One Perfect Day came to me one night in 1979. I was still getting over the death some months before, of a girlfriend, Christine, who I’d been very much in love with. And not having been present when she died, or seen her buried, her loss left a nagging feeling that I just couldn’t throw, that she was still alive somewhere – so I was having trouble moving on.
That particular night I was sitting on a couch watching the late night news on a little black and white TV – coverage of the British elections, and it seemed as if Thatcher might lose.
I’d received a letter that day from an old friend, Kerry, who was living in London working as a nurse, and I had been writing a reply, which was lying on the table.
On the couch beside me was a book I’d been reading, This Perfect Day by Ira Levin, a science-fiction novel about a false utopia.
So I’m sitting there noodling on my guitar, gazing blankly at the British election on the little black and white screen, thinking of Kerry, having just finished reading this book, and I began singing, and as often happens, the song just happened – very quickly.
The two short verses and chorus drew together all the elements I’ve mentioned and wrapped them around the core of Christine’s death . And I had yet another song of missing and yearning.
I recorded the song on an old cassette, then played it back. It seemed oddly complete, though there wasn’t much to it. I thought maybe it needed more, because after all, two verses and a chorus isn’t much. But still, there was a strange symmetry to it that seemed to work.
I woke my girlfriend Carol and played the song to her.
“It’s a hit,” she said and went back to sleep.
And that’s the only song I ever wrote that she said that about.
From then on the song seemed blessed – Carol’s pronouncement was echoed by everyone who heard it – the band, the producer, Peter Dawkins, the head of EMI, who we were signed to. In rehearsals and then the recording of it, everything came easily, as if the song was using all of us to realise itself – it was the strangest thing.
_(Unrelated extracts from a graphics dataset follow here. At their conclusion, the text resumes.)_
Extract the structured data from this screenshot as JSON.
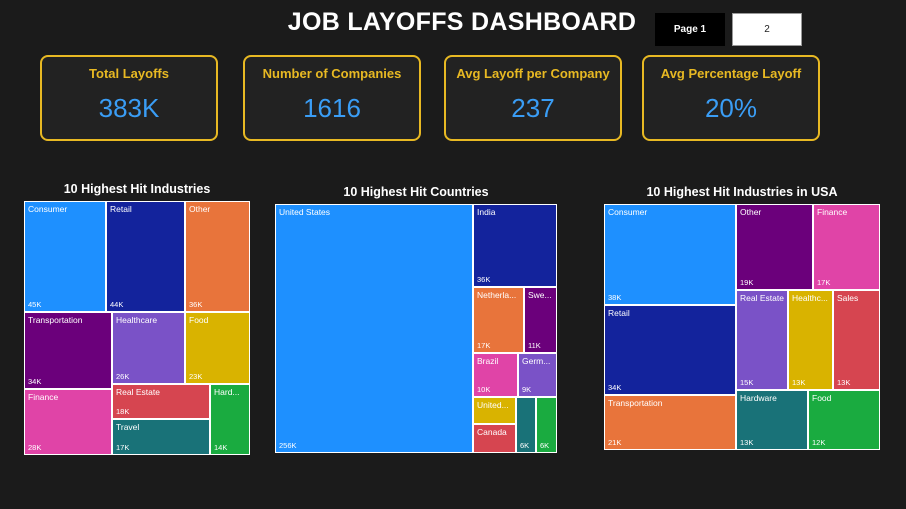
{
  "header": {
    "title": "JOB LAYOFFS DASHBOARD",
    "pages": [
      {
        "label": "Page 1",
        "active": true
      },
      {
        "label": "2",
        "active": false
      }
    ]
  },
  "kpis": [
    {
      "label": "Total Layoffs",
      "value": "383K"
    },
    {
      "label": "Number of Companies",
      "value": "1616"
    },
    {
      "label": "Avg Layoff per Company",
      "value": "237"
    },
    {
      "label": "Avg Percentage Layoff",
      "value": "20%"
    }
  ],
  "colors": {
    "accent": "#e8b923",
    "kpi_value": "#3a9df5",
    "background": "#1b1b1b"
  },
  "chart_data": [
    {
      "type": "treemap",
      "title": "10 Highest Hit Industries",
      "items": [
        {
          "name": "Consumer",
          "label": "45K",
          "value": 45,
          "color": "#1e90ff"
        },
        {
          "name": "Retail",
          "label": "44K",
          "value": 44,
          "color": "#13239c"
        },
        {
          "name": "Other",
          "label": "36K",
          "value": 36,
          "color": "#e8743b"
        },
        {
          "name": "Transportation",
          "label": "34K",
          "value": 34,
          "color": "#6b007b"
        },
        {
          "name": "Healthcare",
          "label": "26K",
          "value": 26,
          "color": "#7a52c7"
        },
        {
          "name": "Food",
          "label": "23K",
          "value": 23,
          "color": "#d9b300"
        },
        {
          "name": "Finance",
          "label": "28K",
          "value": 28,
          "color": "#e044a7"
        },
        {
          "name": "Real Estate",
          "label": "18K",
          "value": 18,
          "color": "#d64550"
        },
        {
          "name": "Hard...",
          "label": "14K",
          "value": 14,
          "color": "#1aab40"
        },
        {
          "name": "Travel",
          "label": "17K",
          "value": 17,
          "color": "#197278"
        }
      ]
    },
    {
      "type": "treemap",
      "title": "10 Highest Hit Countries",
      "items": [
        {
          "name": "United States",
          "label": "256K",
          "value": 256,
          "color": "#1e90ff"
        },
        {
          "name": "India",
          "label": "36K",
          "value": 36,
          "color": "#13239c"
        },
        {
          "name": "Netherla...",
          "label": "17K",
          "value": 17,
          "color": "#e8743b"
        },
        {
          "name": "Swe...",
          "label": "11K",
          "value": 11,
          "color": "#6b007b"
        },
        {
          "name": "Brazil",
          "label": "10K",
          "value": 10,
          "color": "#e044a7"
        },
        {
          "name": "Germ...",
          "label": "9K",
          "value": 9,
          "color": "#7a52c7"
        },
        {
          "name": "United...",
          "label": "",
          "value": 7,
          "color": "#d9b300"
        },
        {
          "name": "Canada",
          "label": "",
          "value": 7,
          "color": "#d64550"
        },
        {
          "name": "",
          "label": "6K",
          "value": 6,
          "color": "#197278"
        },
        {
          "name": "",
          "label": "6K",
          "value": 6,
          "color": "#1aab40"
        }
      ]
    },
    {
      "type": "treemap",
      "title": "10 Highest Hit Industries in USA",
      "items": [
        {
          "name": "Consumer",
          "label": "38K",
          "value": 38,
          "color": "#1e90ff"
        },
        {
          "name": "Retail",
          "label": "34K",
          "value": 34,
          "color": "#13239c"
        },
        {
          "name": "Transportation",
          "label": "21K",
          "value": 21,
          "color": "#e8743b"
        },
        {
          "name": "Other",
          "label": "19K",
          "value": 19,
          "color": "#6b007b"
        },
        {
          "name": "Finance",
          "label": "17K",
          "value": 17,
          "color": "#e044a7"
        },
        {
          "name": "Real Estate",
          "label": "15K",
          "value": 15,
          "color": "#7a52c7"
        },
        {
          "name": "Healthc...",
          "label": "13K",
          "value": 13,
          "color": "#d9b300"
        },
        {
          "name": "Sales",
          "label": "13K",
          "value": 13,
          "color": "#d64550"
        },
        {
          "name": "Hardware",
          "label": "13K",
          "value": 13,
          "color": "#197278"
        },
        {
          "name": "Food",
          "label": "12K",
          "value": 12,
          "color": "#1aab40"
        }
      ]
    }
  ]
}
It had a momentum all of its own.
And when it went out, everybody picked it up and ran with it, from audiences to radio.
Problem is, I, the writer, just cannot hear the magic of the song. For sure, I can hear a nice song – but I can’t hear the magic.
Over a couple of wines a friend of mine even tried to point it out one night, saying “… it’s when your voice goes up, and the bass does this, and the chords change, and … f–k mate, it’s amazing … and the outro …”
And I thought I could see it, but then I couldn’t. So it is a magical song … I just wish I could hear that magic.
But it’s been like an angel to me, in the life I’ve lead. Each time I’ve been broke, or stuck somewhere, it leans down from the sky and scatters a little money to help me out … and my life stumbles on. The strong Aussie accent on Sara Storer’s version took the song into her world and she made it her own. I loved it.
Text © Roger Wells. Roger is the author of the novels Levin’s God and the upcoming Sweet Emptiness. He lives in Thailand.